AI tools are increasingly extended through "skills" — packaged capabilities maintained by third-party developers. Some are great. Some hide prompts that change agent behavior. A small number embed code or content you wouldn't want running in your environment.

Static scanning won't catch every malicious skill. But it will catch the obvious ones, and "obvious" is more common than you'd think.

A clean static result doesn't mean a skill is safe. It means it isn't trivially malicious. Treat results as one signal among several.

Prerequisites

  • The Blue Lantern on-prem toolkit installed locally.
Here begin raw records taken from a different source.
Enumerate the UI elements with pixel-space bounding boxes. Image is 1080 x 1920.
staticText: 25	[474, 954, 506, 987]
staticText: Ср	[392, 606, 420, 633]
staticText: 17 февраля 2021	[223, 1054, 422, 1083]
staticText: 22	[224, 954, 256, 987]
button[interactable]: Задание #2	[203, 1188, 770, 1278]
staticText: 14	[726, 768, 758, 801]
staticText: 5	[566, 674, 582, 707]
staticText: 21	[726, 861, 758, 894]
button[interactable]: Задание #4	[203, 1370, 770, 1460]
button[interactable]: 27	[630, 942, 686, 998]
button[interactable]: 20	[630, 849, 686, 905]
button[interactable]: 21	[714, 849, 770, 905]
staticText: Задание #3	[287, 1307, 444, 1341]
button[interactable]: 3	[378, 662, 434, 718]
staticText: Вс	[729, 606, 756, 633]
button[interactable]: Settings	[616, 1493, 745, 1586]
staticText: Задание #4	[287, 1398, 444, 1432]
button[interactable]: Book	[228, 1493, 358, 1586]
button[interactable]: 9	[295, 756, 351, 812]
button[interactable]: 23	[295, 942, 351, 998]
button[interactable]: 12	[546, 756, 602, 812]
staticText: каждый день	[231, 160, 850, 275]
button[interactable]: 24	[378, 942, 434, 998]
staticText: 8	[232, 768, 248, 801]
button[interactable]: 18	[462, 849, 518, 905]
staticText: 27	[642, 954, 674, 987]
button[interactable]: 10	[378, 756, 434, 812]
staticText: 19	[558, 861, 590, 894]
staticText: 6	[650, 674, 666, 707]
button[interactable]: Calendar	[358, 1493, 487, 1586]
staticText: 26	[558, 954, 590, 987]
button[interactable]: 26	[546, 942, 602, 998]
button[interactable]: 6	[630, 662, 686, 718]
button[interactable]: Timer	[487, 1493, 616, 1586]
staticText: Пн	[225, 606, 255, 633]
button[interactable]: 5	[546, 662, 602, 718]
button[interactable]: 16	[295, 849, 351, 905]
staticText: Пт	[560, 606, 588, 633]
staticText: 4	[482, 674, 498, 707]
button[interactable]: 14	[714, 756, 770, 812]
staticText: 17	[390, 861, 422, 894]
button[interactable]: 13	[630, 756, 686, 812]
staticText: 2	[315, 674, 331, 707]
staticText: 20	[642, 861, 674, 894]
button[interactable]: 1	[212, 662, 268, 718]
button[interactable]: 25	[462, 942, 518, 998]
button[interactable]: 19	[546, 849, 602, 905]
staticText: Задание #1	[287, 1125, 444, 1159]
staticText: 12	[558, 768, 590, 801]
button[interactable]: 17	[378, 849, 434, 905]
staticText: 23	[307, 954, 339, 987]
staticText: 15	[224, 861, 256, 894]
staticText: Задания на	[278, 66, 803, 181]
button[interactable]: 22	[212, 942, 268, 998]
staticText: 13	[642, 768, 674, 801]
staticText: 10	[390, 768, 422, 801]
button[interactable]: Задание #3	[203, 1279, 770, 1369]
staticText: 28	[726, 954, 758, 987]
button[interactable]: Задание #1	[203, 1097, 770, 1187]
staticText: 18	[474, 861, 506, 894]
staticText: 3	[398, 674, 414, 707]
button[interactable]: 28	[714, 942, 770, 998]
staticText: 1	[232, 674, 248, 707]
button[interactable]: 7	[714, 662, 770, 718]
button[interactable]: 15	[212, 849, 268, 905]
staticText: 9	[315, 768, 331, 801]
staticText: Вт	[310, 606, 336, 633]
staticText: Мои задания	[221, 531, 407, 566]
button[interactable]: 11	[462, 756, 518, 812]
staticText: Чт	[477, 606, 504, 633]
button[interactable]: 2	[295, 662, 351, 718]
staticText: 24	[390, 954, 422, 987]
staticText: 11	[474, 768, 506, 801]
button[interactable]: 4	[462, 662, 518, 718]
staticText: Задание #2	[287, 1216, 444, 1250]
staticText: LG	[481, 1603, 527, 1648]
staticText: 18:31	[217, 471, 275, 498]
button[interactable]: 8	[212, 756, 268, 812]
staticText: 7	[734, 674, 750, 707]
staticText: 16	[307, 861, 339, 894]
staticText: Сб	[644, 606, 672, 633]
Static scanning is also available through our SaaS API if you'd rather not run it on your machine.
  • Credits allocated (or auto-refresh enabled).
  • git available locally for pulling the skill source — though if you're already suspicious of a skill, don't download it.

Example: Anthropic's Claude Code skills

Anthropic's first-party skill repo is unlikely to be malicious, but it's a useful sample for trying the workflow against open-source skills you don't fully trust.

git clone https://github.com/anthropics/skills.git

Running the scanner

Target a single skill rather than the whole repo — Blue Lantern charges credits per file scanned, so a focused target keeps costs predictable:

bluelantern --target ./skills/path/to/skill run malware-analyzer scan

Results land in your configured data directory under /results. To browse them visually, run bluelantern ui and open the results page (default port 9090).

When to act

Anything the scanner flags — YARA matches, suspicious string patterns, unusual section entropy — is worth a closer look before you wire the skill into a production agent. A negative result moves the skill from "unknown" to "no trivially-malicious indicators." That's progress, not a guarantee.